Opposition Leader Erin O’Toole did not respond to a request for comment on the rapid erosion of Canadian’s freedoms by the reigning Liberal administration before publication Thursday.

Sloan added that he is concerned about the lack of information about who is actually conducting arrests. “When you get into the details of these stories where people are asking basic questions — What’s your name? Who do you work for? — There’s no response. Who are these officers arresting people? Are they police or are they some kind of health corps?”

Alberta Premier Jason Kenney recently claimed in December that “Alberta is not building any COVID internment camps.”

“What we are doing is providing hotel rooms for people — at their choice — to self-isolate, should they not be able to do so at home to avoid infecting loved ones,” he said.

Sloan said that is clearly not the case now, adding, “People need to ask their premier what’s going on.”

Premier Kenney did not respond to a request for comment from LifeSiteNews on Wednesday.

Steve Buick, the press secretary for Alberta’s Ministry of Health said the arresting officers in the cases at the Calgary International Airport were not provincial officers and that Alberta was not going to do anything about the restriction of constitutional rights on the province’s citizens.

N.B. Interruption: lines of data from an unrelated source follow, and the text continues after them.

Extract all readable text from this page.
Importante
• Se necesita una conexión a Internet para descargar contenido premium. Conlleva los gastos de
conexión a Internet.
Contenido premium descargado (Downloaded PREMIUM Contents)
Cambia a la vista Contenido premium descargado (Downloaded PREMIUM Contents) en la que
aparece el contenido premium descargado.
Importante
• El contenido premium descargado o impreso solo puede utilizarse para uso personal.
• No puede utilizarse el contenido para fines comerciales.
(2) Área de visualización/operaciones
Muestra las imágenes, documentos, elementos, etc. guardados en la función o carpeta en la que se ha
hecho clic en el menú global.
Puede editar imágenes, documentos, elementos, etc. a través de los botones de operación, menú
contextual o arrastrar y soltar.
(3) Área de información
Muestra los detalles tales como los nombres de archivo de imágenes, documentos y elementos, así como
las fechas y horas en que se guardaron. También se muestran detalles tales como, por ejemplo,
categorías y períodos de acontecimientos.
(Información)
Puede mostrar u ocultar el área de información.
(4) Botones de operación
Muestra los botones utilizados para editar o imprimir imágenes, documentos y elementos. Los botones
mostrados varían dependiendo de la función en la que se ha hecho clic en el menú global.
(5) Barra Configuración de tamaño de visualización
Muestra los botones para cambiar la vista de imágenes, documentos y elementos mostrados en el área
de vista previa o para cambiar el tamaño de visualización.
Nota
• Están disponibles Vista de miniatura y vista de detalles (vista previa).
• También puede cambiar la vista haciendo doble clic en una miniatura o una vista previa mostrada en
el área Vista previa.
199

“We don’t have jurisdiction. We can’t tell the federal government what to do,” Buick told LifeSiteNews.

Cases of travel arrests and detainment of law-abiding Canadians are being reported across the country. Steve Duesing was given the choice of a hotel or prison when he landed at Toronto’s Pearson International Airport. CTV News reported that he was taken to a plastic-covered Radisson Hotel near the airport and kept isolated in a room on the ninth floor where he was provided meals that resemble cheap airplane fare and he was not allowed to order food from restaurants.

“This doesn’t seem legal in a free country. It also seems punitive. If he had a fever or cough, perhaps precautionary measures of some kind could be taken,” Duesing said. “But taking away someone’s liberty is obscene. It feels like a violation of basic human rights in a country that purports to champion such freedoms.”